Ehe Apio aber zu einer Antwort ansetzen konnte, sprach Ying Diao an seiner Stelle.

„Raposa", sagte er. „Endlich treffen wir uns einmal. Ich habe schon viel von dir gehört."

Hua Li knirschte mit den Zähnen. „Ich von dir tatsächlich kaum etwas. Offenbar bist du niemand Wichtiges."

Das saß.

Nun war es Ying Diaos Miene, die sich verfinsterte. Mit einem wütenden Aufschrei stürzte er sich auf Hua Li, aber der Dämon wich aus. Auch ein zweiter Angriff verfehlte und auch ein dritter.

Mehrere Meter hatten sie sich von Apio entfernt, ohne, dass Hua Li selbst seinen Dolch geschwungen hatte.

Erst da bemerkte es Apio: Hua Li lockte Ying Diao fort. Fort von Apio, damit er nicht in den Kampf involviert war.

Hey, ich kann auch kämpfen!, wollte er rufen, doch seine Stimme versagte nach dem ersten Laut. Denn die Wahrheit war: Er konnte nicht kämpfen. Das eine Mal, dass er sich gegen Ying Diao geschlagen hatte, war pures Glück gewesen. Er hatte ihn überrascht – das war alles.

Nichtsdestoweniger riss er sich aus der Starre. Er musste Hua Li doch helfen. Irgendwie musste er ihm helfen. Und wenn alles, was er tun konnte, nur am Rand zu stehen und mit Pompons zu wedeln war, er musste hoffen, dass das ausreichte.

Die beiden Kämpfenden waren mittlerweile jedoch im Unterholz verschwunden. Nur das Geräusch von aufeinandertreffenden Klingen hallte im Wald wider und verriet, dass der friedliche Herbstwald zu einem Schlachtfeld geworden war.

Apio stürmte ihnen nach ... und kam zu einem abrupten Halt, als sich direkt vor ihm ein türkises Fenster öffnete und eine roboterartige Frauenstimme anfing zu sprechen.

[Wir entschuldigen uns wegen der Unannehmlichkeiten. Der Support arbeitet daran, dieses Problem zu beheben.]

...

Es traute sich tatsächlich nochmal aufzutauchen?

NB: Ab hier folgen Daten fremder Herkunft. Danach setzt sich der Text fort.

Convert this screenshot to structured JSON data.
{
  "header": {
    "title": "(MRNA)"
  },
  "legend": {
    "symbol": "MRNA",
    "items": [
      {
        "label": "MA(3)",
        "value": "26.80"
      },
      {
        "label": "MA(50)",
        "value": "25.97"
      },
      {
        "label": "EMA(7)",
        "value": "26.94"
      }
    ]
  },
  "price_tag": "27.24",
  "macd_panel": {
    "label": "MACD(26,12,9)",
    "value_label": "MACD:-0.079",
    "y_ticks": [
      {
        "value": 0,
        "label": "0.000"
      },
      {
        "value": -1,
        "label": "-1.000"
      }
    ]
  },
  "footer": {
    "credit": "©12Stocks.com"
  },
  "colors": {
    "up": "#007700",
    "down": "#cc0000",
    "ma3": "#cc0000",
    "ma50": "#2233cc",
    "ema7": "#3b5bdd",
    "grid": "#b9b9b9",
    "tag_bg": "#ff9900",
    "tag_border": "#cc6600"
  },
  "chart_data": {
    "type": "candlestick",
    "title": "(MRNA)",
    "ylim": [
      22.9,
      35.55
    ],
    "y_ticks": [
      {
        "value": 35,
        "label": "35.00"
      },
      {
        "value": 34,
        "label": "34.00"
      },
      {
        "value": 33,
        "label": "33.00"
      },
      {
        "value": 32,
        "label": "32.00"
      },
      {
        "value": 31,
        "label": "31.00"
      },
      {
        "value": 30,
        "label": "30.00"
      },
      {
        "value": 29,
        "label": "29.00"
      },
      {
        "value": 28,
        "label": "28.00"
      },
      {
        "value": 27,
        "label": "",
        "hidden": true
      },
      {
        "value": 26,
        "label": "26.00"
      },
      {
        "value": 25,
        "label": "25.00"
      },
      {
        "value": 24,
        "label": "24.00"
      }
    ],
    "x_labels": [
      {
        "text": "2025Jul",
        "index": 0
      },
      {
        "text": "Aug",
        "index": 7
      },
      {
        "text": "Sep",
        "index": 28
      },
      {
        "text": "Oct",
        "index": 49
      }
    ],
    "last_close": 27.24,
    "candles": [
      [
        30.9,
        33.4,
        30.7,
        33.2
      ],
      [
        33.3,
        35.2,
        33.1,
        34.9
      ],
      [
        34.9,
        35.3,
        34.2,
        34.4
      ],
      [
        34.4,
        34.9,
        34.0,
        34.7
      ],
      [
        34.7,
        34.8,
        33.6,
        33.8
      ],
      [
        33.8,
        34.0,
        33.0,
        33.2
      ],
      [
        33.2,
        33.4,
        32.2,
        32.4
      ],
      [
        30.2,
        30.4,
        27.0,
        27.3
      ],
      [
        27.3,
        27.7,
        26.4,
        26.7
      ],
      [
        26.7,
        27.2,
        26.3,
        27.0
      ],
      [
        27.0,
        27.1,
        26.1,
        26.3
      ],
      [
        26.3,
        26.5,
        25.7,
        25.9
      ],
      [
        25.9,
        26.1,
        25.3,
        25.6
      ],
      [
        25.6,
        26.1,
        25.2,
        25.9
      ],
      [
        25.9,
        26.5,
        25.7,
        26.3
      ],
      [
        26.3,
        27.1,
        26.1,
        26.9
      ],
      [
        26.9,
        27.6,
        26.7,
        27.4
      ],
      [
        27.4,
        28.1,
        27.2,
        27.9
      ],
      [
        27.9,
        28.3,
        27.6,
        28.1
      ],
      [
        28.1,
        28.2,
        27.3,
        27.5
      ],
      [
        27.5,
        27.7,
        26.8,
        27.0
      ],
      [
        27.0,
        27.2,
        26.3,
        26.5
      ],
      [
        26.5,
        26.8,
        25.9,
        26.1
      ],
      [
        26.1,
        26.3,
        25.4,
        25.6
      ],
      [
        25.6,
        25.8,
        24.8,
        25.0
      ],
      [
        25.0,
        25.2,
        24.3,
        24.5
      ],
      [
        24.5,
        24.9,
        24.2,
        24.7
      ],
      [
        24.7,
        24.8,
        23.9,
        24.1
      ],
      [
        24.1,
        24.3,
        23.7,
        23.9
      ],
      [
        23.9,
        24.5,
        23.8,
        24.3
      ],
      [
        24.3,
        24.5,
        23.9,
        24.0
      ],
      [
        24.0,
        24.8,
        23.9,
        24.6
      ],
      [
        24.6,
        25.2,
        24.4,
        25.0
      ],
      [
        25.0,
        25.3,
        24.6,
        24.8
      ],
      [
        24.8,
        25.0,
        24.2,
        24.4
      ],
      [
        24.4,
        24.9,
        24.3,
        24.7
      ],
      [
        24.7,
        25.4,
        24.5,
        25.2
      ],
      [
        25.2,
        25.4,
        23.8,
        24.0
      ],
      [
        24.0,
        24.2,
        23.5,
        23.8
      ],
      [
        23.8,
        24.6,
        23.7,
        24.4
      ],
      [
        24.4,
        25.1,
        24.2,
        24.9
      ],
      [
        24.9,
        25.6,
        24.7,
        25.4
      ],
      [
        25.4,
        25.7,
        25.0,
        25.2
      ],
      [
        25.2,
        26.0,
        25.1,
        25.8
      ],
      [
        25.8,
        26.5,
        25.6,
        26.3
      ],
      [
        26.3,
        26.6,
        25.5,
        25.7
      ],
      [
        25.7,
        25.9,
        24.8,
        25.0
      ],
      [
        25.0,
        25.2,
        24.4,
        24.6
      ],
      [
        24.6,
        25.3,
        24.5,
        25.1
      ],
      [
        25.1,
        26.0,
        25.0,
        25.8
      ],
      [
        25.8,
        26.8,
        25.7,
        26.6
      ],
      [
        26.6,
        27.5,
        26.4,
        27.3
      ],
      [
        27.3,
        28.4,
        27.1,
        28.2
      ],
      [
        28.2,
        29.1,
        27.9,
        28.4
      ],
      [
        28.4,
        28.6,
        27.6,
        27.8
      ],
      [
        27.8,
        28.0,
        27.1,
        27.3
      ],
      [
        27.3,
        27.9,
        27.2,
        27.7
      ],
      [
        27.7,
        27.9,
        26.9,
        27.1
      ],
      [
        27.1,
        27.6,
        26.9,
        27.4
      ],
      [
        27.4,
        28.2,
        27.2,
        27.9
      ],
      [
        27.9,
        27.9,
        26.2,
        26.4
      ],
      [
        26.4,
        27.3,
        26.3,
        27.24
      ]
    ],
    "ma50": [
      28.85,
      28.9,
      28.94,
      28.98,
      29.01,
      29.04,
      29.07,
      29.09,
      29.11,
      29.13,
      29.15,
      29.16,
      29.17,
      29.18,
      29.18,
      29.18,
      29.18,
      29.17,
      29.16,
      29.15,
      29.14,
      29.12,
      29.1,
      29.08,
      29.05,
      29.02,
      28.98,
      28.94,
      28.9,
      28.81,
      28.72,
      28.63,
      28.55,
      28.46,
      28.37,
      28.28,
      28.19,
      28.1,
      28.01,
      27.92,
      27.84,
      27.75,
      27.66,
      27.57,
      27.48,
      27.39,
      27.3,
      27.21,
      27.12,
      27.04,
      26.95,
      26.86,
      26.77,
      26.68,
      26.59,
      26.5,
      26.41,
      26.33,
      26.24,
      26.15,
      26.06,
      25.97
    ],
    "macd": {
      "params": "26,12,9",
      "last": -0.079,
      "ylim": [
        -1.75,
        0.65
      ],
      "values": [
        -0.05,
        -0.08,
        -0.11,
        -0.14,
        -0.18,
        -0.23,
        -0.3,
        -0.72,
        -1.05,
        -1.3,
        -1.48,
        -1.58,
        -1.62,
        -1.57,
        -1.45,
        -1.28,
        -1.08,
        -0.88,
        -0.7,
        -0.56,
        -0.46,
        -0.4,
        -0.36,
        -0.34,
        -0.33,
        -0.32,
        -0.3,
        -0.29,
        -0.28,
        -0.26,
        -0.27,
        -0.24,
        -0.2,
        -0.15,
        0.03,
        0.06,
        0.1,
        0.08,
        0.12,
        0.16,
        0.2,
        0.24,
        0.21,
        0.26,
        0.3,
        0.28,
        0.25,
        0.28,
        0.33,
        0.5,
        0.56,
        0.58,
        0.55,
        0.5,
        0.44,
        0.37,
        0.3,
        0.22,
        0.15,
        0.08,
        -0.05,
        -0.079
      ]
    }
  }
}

War Apio auch stets – halbwegs – freundlich zu dem System gewesen, nun ließ er seinem Zorn freien Lauf. Für den Verrat hatte es nichts anderes verdient.

Apios Hand schnellte nach vorne und traf auf das Display zu. Zu seiner Überraschung wich es nicht aus.

Seine Hand traf auf das Was-auch-immer-für-ein-Material-das-System-benutzte – es fühlte sich zumindest kalt und glatt wie Glas an – und packte es. Unter seinem Griff entstanden leichte Risse.

„WILLST DU MICH VERARSCHEN?!", schrie er. „DASS DU MICH TÖTEN WILLST, OKAY, ABER WARUM NOCH ALLE ANDEREN MIT HINEINZIEHEN?! MACH ES RÜCKGÄNGIG! MACH ES SOFORT RÜCKGÄNGIG!"

Das System antwortete nicht und auf dem Display zeigten sich nur langsam drei Punkte.

[...]

„ANTWORTE MIR! VERDAMMT NOCHMAL, ANTWORTE MIR!"

[Es ...]

„SYSTEM!" Apios Griff verstärkte sich. Er kratzte all seine Zurückhaltung zusammen, nicht mit Fäusten auf das System einzuschlagen.

[Wir ...]

„RAUS MIT DER SPRACHE!" Es konnte ihm keiner sagen, dass dem System – eine Ansammlung aus Einsen und Nullen, die nur dafür gemacht war, ihn zu peinigen – die Worte fehlten.

[Wir haben versagt.]

Was?

[Wir ... wir konnten sie nicht aufhalten.]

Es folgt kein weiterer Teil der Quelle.